We tested for association using logistic regres­sion of imputed dosages with sample identifiers and three principal components as covariates to minimize inflation in significance test­ing caused by population stratification. The quantile-quantile plot (Supplementary Fig. 1) deviated from the null distribution with a population stratification inflation factor of λ = 1.23. However, Lambdaλ₁₀₀₀, a metric that standardizes the degree of inflation by sample size, was only 1.02, similar to that observed in other GWAS meta-analyses2,3.

 This deviation persisted despite comprehensive quality control and inclusion of up to 20 principal components (Supplementary Fig. 1).
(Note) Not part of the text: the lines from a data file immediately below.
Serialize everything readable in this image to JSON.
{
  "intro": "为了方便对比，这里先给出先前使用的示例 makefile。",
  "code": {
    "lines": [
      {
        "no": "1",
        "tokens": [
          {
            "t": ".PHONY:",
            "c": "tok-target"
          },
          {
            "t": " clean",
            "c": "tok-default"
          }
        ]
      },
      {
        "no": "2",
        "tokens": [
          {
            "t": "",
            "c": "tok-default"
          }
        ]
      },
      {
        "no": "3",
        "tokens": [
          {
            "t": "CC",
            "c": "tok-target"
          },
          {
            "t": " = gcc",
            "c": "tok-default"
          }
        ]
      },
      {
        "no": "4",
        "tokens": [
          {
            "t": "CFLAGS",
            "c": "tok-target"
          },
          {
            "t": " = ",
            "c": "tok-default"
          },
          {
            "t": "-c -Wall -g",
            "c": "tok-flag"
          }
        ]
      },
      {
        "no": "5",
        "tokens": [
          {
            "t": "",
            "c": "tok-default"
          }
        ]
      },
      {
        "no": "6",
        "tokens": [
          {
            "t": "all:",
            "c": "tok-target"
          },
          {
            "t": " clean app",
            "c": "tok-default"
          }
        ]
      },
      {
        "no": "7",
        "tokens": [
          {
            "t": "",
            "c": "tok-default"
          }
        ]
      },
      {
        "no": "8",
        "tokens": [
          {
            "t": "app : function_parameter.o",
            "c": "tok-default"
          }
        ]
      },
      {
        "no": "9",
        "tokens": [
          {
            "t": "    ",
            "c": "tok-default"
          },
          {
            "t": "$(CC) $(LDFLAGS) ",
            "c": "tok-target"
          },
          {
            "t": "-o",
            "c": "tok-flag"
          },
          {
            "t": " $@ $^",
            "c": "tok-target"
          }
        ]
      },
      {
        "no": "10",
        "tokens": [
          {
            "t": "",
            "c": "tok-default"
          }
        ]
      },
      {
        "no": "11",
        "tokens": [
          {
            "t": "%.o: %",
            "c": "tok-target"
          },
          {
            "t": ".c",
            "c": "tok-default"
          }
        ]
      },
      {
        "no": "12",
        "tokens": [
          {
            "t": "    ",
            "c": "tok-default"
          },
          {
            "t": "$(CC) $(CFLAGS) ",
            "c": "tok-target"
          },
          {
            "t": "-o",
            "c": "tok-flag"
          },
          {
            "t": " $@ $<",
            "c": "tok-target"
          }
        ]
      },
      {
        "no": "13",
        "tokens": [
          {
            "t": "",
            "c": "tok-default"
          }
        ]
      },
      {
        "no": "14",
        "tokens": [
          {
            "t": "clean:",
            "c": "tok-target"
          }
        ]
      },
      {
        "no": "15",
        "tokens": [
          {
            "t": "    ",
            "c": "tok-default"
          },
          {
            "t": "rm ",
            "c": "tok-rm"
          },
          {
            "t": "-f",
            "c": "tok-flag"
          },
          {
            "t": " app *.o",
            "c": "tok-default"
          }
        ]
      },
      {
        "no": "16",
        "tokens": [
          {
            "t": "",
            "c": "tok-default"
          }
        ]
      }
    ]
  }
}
Thus, we interpret this deviation as indicative of a large number of weakly associated SNPs consistent with polygenic inheritance.

We need to get at what they are claiming here regarding a quantile-quantile plot.  Here is what a quantile-quantile plot is designed to measure:

The q-q plot is used to answer the following questions:

      .            Do two data sets come from populations with a common distribution?

      .            Do two data sets have common location and scale?

      .            Do two data sets have similar distributional shapes?

Do two data sets have similar tail behavior?

 So, it appears right off the bat, the quantile-quantile plot indicated a problem, as it does not show that the populations of these studies come from a common distribution.  How is this shored up?  Well, they change the metric and assume, circularly, that the deviation was due to weakly associated polygenic inheritance.  Polygenic inheritance, weakly or not, has actually never been demonstrated to be true.  It is an assumption of many scientists, due to the inability to find specific 1:1 correlations for genes and mental disorders.  In fact, the whole reason for doing a mega-analysis such as this is to find these elusive, weakly associated SNP’s, since no individual studies to date have been able to do so.  Thus, they are effectively saying that the mega-analysis, designed to find weakly associated SNP’s for for polygenic inheritance deviates from the null because of weakly associated polygenic inheritance.   If you doubt that such “weakly associated polygenic inheritance” is factual, you can already rule out the validity of the study.  Of course, that is too easy, so I will continue for those who need more convincing…

What we can see already is that, when they run into an inconvenient statistical truth, they can find a way to “re-examine” the data so that this truth goes away.  This happens again with the next paragraph:

 We also examined 298 ancestry-informative markers (AIMs) that reflect European-ancestry population substructure5. Unadjusted analyses showed greater inflation in the test statistics than we saw for all mark­ers (AIMs λ = 2.26 compared to all markers λ = 1.56). After inclusion of principal components, the distributions of the test statistics did not differ between AIMs (λ = 1.18) and all markers (λ = 1.23), a result inconsistent with population stratification explaining the residual deviation seen in Supplementary Figure 1.

It appears that they needed to double down on the problem already noted, which is that the generally accepted statistical analysis is not giving them the distribution they wanted.  This is the kind of after-the-fact statistical machinations available when you have no real hypothesis stated for your study.  It’s “Let’s do a mega-analysis, see what happens, then find ways to interpret the data to meet our bias.”

Okay, so you are bored and you are saying, “Steve, why beat a dead horse.  They are just trying to show that real world distribution is not going to match up to statistical analyis and adjustments need to be made (even if it is after-the-fact).”  I could go on, but since the study really doesn't show much of anything, what is the point?